The enforced, as opposed to voluntary acceptance of the metrification of Britain by the EEC (EU) was an illegal and treasonable act committed by the Government. This was because allowing a foreign power to interfere in our affairs was contrary to English Common Law. The British people were never consulted on this issue. Surveys repeatedly showed that 90% of British people refused to adopt the metric system.
Metrification, in itself, had already been allowed by an Act passed in 1897. This gave the people the choice of using it. However the British people chose not to accept it and continued with the Imperial System until the advent of the EEC. The law, as it has stood since 1897 allows the free use of either of the Imperial or Metric systems. The Government’s inspired mantra, “The UK took the decision to adopt the metric system in 1965” is a deliberate lie and is known as the “Myth of 1965”.
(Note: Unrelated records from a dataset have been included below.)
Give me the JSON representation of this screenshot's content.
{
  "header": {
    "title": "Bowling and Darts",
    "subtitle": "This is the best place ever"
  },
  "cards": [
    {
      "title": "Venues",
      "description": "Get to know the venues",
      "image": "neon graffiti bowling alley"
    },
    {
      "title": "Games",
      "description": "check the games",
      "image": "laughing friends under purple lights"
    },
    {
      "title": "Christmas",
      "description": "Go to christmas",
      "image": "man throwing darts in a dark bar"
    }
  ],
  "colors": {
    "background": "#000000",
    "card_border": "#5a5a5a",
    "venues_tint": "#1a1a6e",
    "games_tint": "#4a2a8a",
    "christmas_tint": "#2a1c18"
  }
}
The Imperial Weights and Measures System was a world leading system and even the ‘mile’ was used to name the nautical system for measuring distance at sea, hence ‘nautical mile’. The Imperial system units for measuring length could easily be divided by two. The 12 inch (in) ‘Foot’ could be sub-divided easily into 1/2 = 6ins, 1/4 = 3ins, 1/8 = 1 ½ ins all of which were convenient sub-units. When the inch is divided progressively by 2 into smaller divisions the sub-units become known as nominal units 1/2, 1/4, 1/8, 1/16, 1/32 and 1/64. These sub-divisions commonly appear on virtually all rules especially engineer’s rules. The reason why dividing by 2 is so useful is when measuring something, in many cases, the midpoint is often required e.g. determining the radius of a circle from measuring its diameter or centralising something. It also meant that a draughtsman could draw to 1/2 or 1/4 or even 1/8 scale using an ordinary 12 inch rule although special scale rules are made for convenience. However this kind of scale drawing is not possible using an ordinary metric rule. Only special scale rules make it possible. For more accurate measuring in the Imperial System these nominal sizes are converted to decimals. Engineering apprentices soon learned these conversions without having to refer to charts. Misplaced decimal points are a frequent curse that could have dangerous and disastrous consequences. The metric system is not as user–friendly as the Imperial System.
The Imperial System has been used successfully for centuries – if something is not broken then there’s no need to fix it! By comparison, the metric system is workable only in multiples of 10. Prior to electronic calculators, it would have been very difficult to do metric calculations. Dividing a metre by anything other than 2 (50cm) and 4 (25cm) created decimal points. The Imperial System can be used without the need for a calculator.
The established non-use of the Metric System in the UK (legalised in 1897) remained until we were illegally taken into the EEC when metrication was imposed on the people by the Government. However the EU have since back-tracked and said that we could still use the Imperial System. Unfortunately Public Authorities still retain the power to prosecute anyone using the Imperial System e.g. selling bananas by the lb and not by the kilo. This is a paradox that must be dealt with as Public Authorities are not a power unto themselves or above the law.
ADDENDUM (6 October 2013):
Jack's fellow campaigner "Rex" comments:
If I could add one other thing that I meant to mention earlier, you’ll know that except for Russia (odd one out), it is the world wide convention to use imperial measurements in all air and sea matters. Except for in Russia, distances are universally given in nautical miles, yards, feet or inches and depths in feet, yards or fathoms. Weights are given in pounds (for example, aviation fuel content or aircraft weight) or tons and quantities are in gallons though perhaps generally, US gallons are used. Here, the difference between English and US gallons is slight so using “gallons” in speech conveys a generally understood universal volume.
Just as an aside, another thing that has occurred to me is the insidious manner in which we are coerced to use metric units. People use millimetres unthinkingly because the subtle presentation on measuring tapes and rulers is so often the first side to be read. The metric compulsion then continues as these “fine” graduations are incompatible with imperial units thus obliging all-metric measurement. While society strives for accuracy, only the millimetre is offered for use; we are not permitted the more comprehensive range of imperial fine graduation. Many people still do not realise that metrication insidiously brings not just outlawing of our traditional measures, but criminalisation, imprisonment and a denial of our right to use parts of our own language.